The reasons stack up. Iron deficiency reduces oxygen delivery to tissues, which limits two key heat-generating responses: constricting blood vessels near the skin to conserve warmth, and ramping up metabolic rate to produce more heat. Beyond the anemia itself, low tissue iron impairs your muscles’ ability to produce energy at the cellular level. Iron deficiency also disrupts the signaling chain between your brain and your thyroid gland, essentially blunting the thyroid’s ability to respond to cold. If you’re running low on temperature and also feeling exhausted, short of breath, or noticing pale skin and brittle nails, iron deficiency is worth checking.
Age Plays a Significant Role
Older adults naturally run cooler, and this isn’t a sign of illness on its own. As you age, body composition shifts: muscle mass decreases, fat distribution changes, and skin and sweat glands work differently. All of these affect thermal regulation. Thyroid function also tends to decline gradually over the decades, reducing heat production. For adults over 65, a baseline temperature in the mid-to-low 97s is common. The practical concern is that this lower baseline makes it harder to detect fevers during illness, since a reading of 99°F might actually represent a significant spike.
Certain Medications Can Lower Temperature
Several common drug classes affect your body’s ability to regulate heat. Beta-blockers, prescribed for high blood pressure and heart conditions, reduce blood flow to the skin’s surface and decrease sweating, both of which affect temperature control. Antipsychotic medications impair sweating and interfere with the brain’s central thermostat. Some antidepressants, including older tricyclic types, also disrupt the sweating mechanism your body uses to regulate its core temperature. If you started a new medication and noticed your readings dropping, the drug could be a factor.
Infections Don’t Always Cause Fever
Most people associate infection with a high temperature, but serious infections can actually push your temperature down. In sepsis, the body’s overwhelming response to an infection, a very low body temperature is a recognized warning sign alongside rapid heart rate, confusion, and difficulty breathing. This is more common in older adults and people with weakened immune systems, whose bodies may not mount the typical fever response. A dropping temperature during an illness you thought was getting better is not something to dismiss.
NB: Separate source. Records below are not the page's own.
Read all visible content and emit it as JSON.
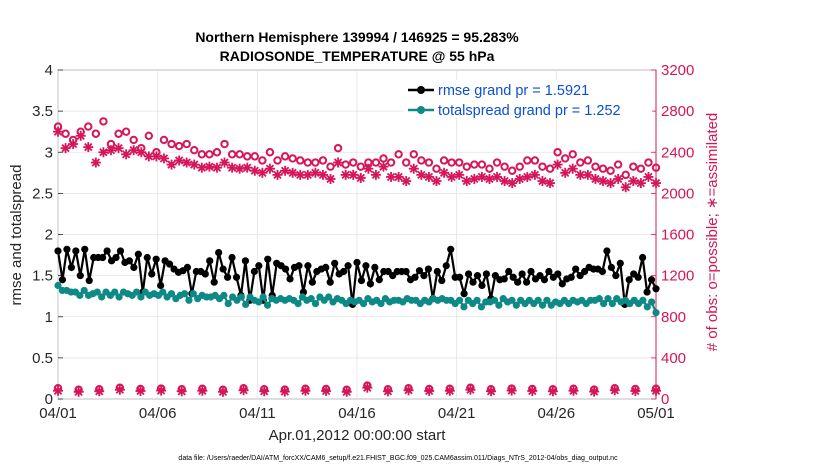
{
  "chart_data": {
    "type": "line",
    "title_line1": "Northern Hemisphere 139994 / 146925 = 95.283%",
    "title_line2": "RADIOSONDE_TEMPERATURE @ 55 hPa",
    "xlabel": "Apr.01,2012 00:00:00 start",
    "ylabel_left": "rmse and totalspread",
    "ylabel_right": "# of obs: o=possible; ∗=assimilated",
    "x_ticks": [
      "04/01",
      "04/06",
      "04/11",
      "04/16",
      "04/21",
      "04/26",
      "05/01"
    ],
    "x_range_days": [
      0,
      30
    ],
    "y_left_range": [
      0,
      4
    ],
    "y_left_ticks": [
      "0",
      "0.5",
      "1",
      "1.5",
      "2",
      "2.5",
      "3",
      "3.5",
      "4"
    ],
    "y_right_range": [
      0,
      3200
    ],
    "y_right_ticks": [
      "0",
      "400",
      "800",
      "1200",
      "1600",
      "2000",
      "2400",
      "2800",
      "3200"
    ],
    "legend": [
      {
        "label": "rmse grand pr = 1.5921",
        "color": "#000000"
      },
      {
        "label": "totalspread grand pr = 1.252",
        "color": "#0d8a86"
      }
    ],
    "series": [
      {
        "name": "rmse",
        "axis": "left",
        "color": "#000000",
        "values": [
          1.8,
          1.45,
          1.82,
          1.6,
          1.8,
          1.5,
          1.82,
          1.44,
          1.72,
          1.72,
          1.72,
          1.8,
          1.68,
          1.72,
          1.8,
          1.66,
          1.68,
          1.6,
          1.76,
          1.3,
          1.72,
          1.52,
          1.7,
          1.38,
          1.68,
          1.64,
          1.58,
          1.54,
          1.56,
          1.6,
          1.28,
          1.55,
          1.55,
          1.52,
          1.68,
          1.42,
          1.78,
          1.58,
          1.48,
          1.72,
          1.48,
          1.26,
          1.68,
          1.2,
          1.55,
          1.62,
          1.2,
          1.7,
          1.26,
          1.65,
          1.62,
          1.58,
          1.46,
          1.6,
          1.62,
          1.3,
          1.62,
          1.42,
          1.55,
          1.58,
          1.6,
          1.42,
          1.65,
          1.52,
          1.55,
          1.62,
          1.15,
          1.66,
          1.44,
          1.62,
          1.4,
          1.6,
          1.45,
          1.55,
          1.55,
          1.5,
          1.55,
          1.55,
          1.55,
          1.45,
          1.48,
          1.56,
          1.5,
          1.58,
          1.22,
          1.55,
          1.44,
          1.62,
          1.82,
          1.48,
          1.48,
          1.28,
          1.52,
          1.42,
          1.5,
          1.38,
          1.52,
          1.22,
          1.5,
          1.45,
          1.46,
          1.55,
          1.48,
          1.42,
          1.52,
          1.42,
          1.55,
          1.46,
          1.5,
          1.45,
          1.55,
          1.48,
          1.52,
          1.4,
          1.46,
          1.48,
          1.58,
          1.5,
          1.55,
          1.6,
          1.58,
          1.58,
          1.55,
          1.8,
          1.6,
          1.5,
          1.65,
          1.15,
          1.45,
          1.52,
          1.48,
          1.72,
          1.3,
          1.45,
          1.34
        ]
      },
      {
        "name": "totalspread",
        "axis": "left",
        "color": "#0d8a86",
        "values": [
          1.38,
          1.32,
          1.32,
          1.3,
          1.3,
          1.26,
          1.32,
          1.26,
          1.28,
          1.3,
          1.24,
          1.3,
          1.26,
          1.3,
          1.24,
          1.3,
          1.28,
          1.26,
          1.3,
          1.24,
          1.3,
          1.26,
          1.28,
          1.26,
          1.3,
          1.24,
          1.28,
          1.22,
          1.26,
          1.28,
          1.2,
          1.28,
          1.22,
          1.26,
          1.24,
          1.24,
          1.26,
          1.22,
          1.26,
          1.16,
          1.24,
          1.2,
          1.24,
          1.15,
          1.24,
          1.2,
          1.18,
          1.24,
          1.14,
          1.22,
          1.2,
          1.22,
          1.2,
          1.22,
          1.2,
          1.16,
          1.24,
          1.2,
          1.22,
          1.16,
          1.24,
          1.2,
          1.24,
          1.18,
          1.22,
          1.2,
          1.16,
          1.2,
          1.18,
          1.2,
          1.16,
          1.22,
          1.18,
          1.2,
          1.16,
          1.22,
          1.18,
          1.2,
          1.2,
          1.18,
          1.22,
          1.2,
          1.2,
          1.16,
          1.2,
          1.18,
          1.22,
          1.2,
          1.22,
          1.2,
          1.2,
          1.16,
          1.2,
          1.12,
          1.2,
          1.16,
          1.2,
          1.12,
          1.18,
          1.18,
          1.2,
          1.14,
          1.22,
          1.18,
          1.2,
          1.14,
          1.2,
          1.16,
          1.2,
          1.16,
          1.2,
          1.14,
          1.2,
          1.14,
          1.18,
          1.16,
          1.2,
          1.16,
          1.2,
          1.18,
          1.2,
          1.16,
          1.2,
          1.2,
          1.22,
          1.16,
          1.22,
          1.16,
          1.22,
          1.18,
          1.2,
          1.16,
          1.2,
          1.16,
          1.2,
          1.12,
          1.18,
          1.05
        ]
      },
      {
        "name": "obs possible",
        "axis": "right",
        "color": "#d6155a",
        "marker": "circle",
        "values": [
          2650,
          2580,
          2520,
          2600,
          2650,
          2580,
          2700,
          2480,
          2580,
          2600,
          2520,
          2440,
          2560,
          2400,
          2520,
          2480,
          2460,
          2480,
          2420,
          2380,
          2380,
          2400,
          2480,
          2380,
          2380,
          2360,
          2360,
          2320,
          2400,
          2320,
          2360,
          2340,
          2320,
          2300,
          2300,
          2320,
          2260,
          2440,
          2280,
          2300,
          2260,
          2300,
          2300,
          2340,
          2300,
          2380,
          2300,
          2380,
          2320,
          2300,
          2240,
          2320,
          2300,
          2300,
          2260,
          2280,
          2280,
          2240,
          2300,
          2260,
          2220,
          2260,
          2320,
          2320,
          2260,
          2240,
          2400,
          2340,
          2380,
          2300,
          2320,
          2260,
          2240,
          2220,
          2280,
          2180,
          2260,
          2240,
          2300,
          2250
        ]
      },
      {
        "name": "obs assimilated",
        "axis": "right",
        "color": "#d6155a",
        "marker": "asterisk",
        "values": [
          2600,
          2440,
          2480,
          2560,
          2450,
          2300,
          2400,
          2420,
          2440,
          2380,
          2420,
          2400,
          2360,
          2360,
          2340,
          2280,
          2320,
          2300,
          2280,
          2250,
          2260,
          2250,
          2300,
          2250,
          2240,
          2250,
          2220,
          2200,
          2240,
          2180,
          2220,
          2200,
          2180,
          2180,
          2200,
          2180,
          2140,
          2300,
          2180,
          2180,
          2150,
          2240,
          2180,
          2260,
          2160,
          2160,
          2120,
          2240,
          2180,
          2160,
          2120,
          2200,
          2160,
          2180,
          2120,
          2140,
          2160,
          2140,
          2160,
          2120,
          2100,
          2140,
          2160,
          2180,
          2120,
          2100,
          2280,
          2200,
          2240,
          2180,
          2180,
          2140,
          2120,
          2100,
          2140,
          2060,
          2120,
          2100,
          2160,
          2100
        ]
      },
      {
        "name": "obs possible low",
        "axis": "right",
        "color": "#d6155a",
        "marker": "circle",
        "values": [
          105,
          90,
          95,
          110,
          98,
          102,
          95,
          100,
          90,
          105,
          95,
          92,
          100,
          98,
          90,
          130,
          95,
          105,
          98,
          100,
          110,
          95,
          102,
          98,
          95,
          100,
          92,
          105,
          98,
          100
        ]
      },
      {
        "name": "obs assimilated low",
        "axis": "right",
        "color": "#d6155a",
        "marker": "asterisk",
        "values": [
          80,
          70,
          75,
          90,
          78,
          82,
          75,
          80,
          70,
          85,
          75,
          72,
          80,
          78,
          70,
          110,
          75,
          85,
          78,
          80,
          90,
          75,
          82,
          78,
          75,
          80,
          72,
          85,
          78,
          80
        ]
      }
    ]
  },
  "footer": {
    "data_file": "data file: /Users/raeder/DAI/ATM_forcXX/CAM6_setup/f.e21.FHIST_BGC.f09_025.CAM6assim.011/Diags_NTrS_2012-04/obs_diag_output.nc"
  }
}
When a Low Temperature Is an Emergency
A reading below 95°F crosses into hypothermia, which is a medical emergency. Mild hypothermia (90°F to 95°F) causes shivering, confusion, poor judgment, and clumsiness. As the body cools further into moderate hypothermia (around 82°F to 90°F), shivering actually decreases or stops, heart rate slows, and consciousness fades. Severe hypothermia below 82°F can cause breathing to stop entirely.
The most dangerous feature of hypothermia is that the confusion it causes makes people unable to recognize how much trouble they’re in. If someone has stopped shivering but is still cold, that’s a worsening sign, not an improvement. Hypothermia at any stage requires emergency care.
Patterns Matter More Than Single Readings
A one-time reading of 97.2°F after waking up on a cold morning tells you very little. What’s more informative is a pattern. If you consistently read below 97°F at the same time of day using the same thermometer, and especially if you also feel fatigued, cold-intolerant, or foggy, it’s worth investigating. Tracking your temperature at the same time for a week or two gives you and your doctor something concrete to work with. For most people who search this question, the answer is reassuring: 98.6°F was never as universal as we were taught, and your “low” temperature is probably just your normal.